Watch the full event:
The call was held hours after polling from Data for Progress showed that strong majorities of voters in key battleground states support central elements of the progressive agenda, including raising taxes on the rich and large corporations, expanding Medicare and Social Security benefits, hiking the federal minimum wage, and reining in out-of-control housing costs.
Sanders, who commissioned the survey as he pushes Harris to embrace an ambitious working-class agenda, said during Monday's event that "my message is pretty clear, and that is: All of us together must do everything that we can to defeat Donald Trump and elect Kamala Harris as our next president."
"The truth of the matter," said the Vermont senator, "is that our nation will not survive in any form that we can be proud of if we elect as president a pathological liar, somebody who I think just doesn't know the difference between truth and lies, someone convicted of 34 felonies, someone who is a convicted sexual abuser, and someone who as a businessman in the private sector was involved in 4,000 different lawsuits."
"For the sake of our kids and our grandchildren, and for the planet, Trump must be defeated and Kamala Harris must be elected," Sanders added.
While the call showcased broad support for Harris among leading progressives and a commitment to preventing Trump from winning another four years in the White House, grassroots organizers also made clear that they intend to pressure the Democratic nominee on critical issues, including the humanitarian catastrophe in Gaza—created by Israel with the support of the United States.

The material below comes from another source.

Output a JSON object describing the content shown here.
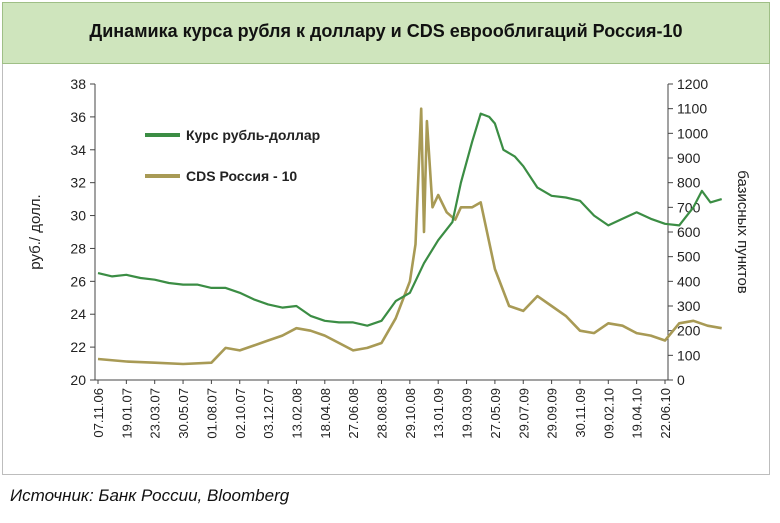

"Gen Z is determined to make sure Trump is nowhere near the White House ever again," Elise Joshi, executive director of Gen Z for Change, said during Monday's livestream. (According to one estimate, nearly 41 million members of Gen Z—people between the ages of 18 and 27 this year—will be eligible to vote in November.)
"At the same time, Gen Z for Change must honor where this generation is at," Joshi continued. "Heeding the calls of young people means calling for an immediate and permanent cease-fire, and using the leverage at our disposal to achieve one, including a weapons embargo. With that, and a working-class agenda, we will see record turnout from Gen Z in November."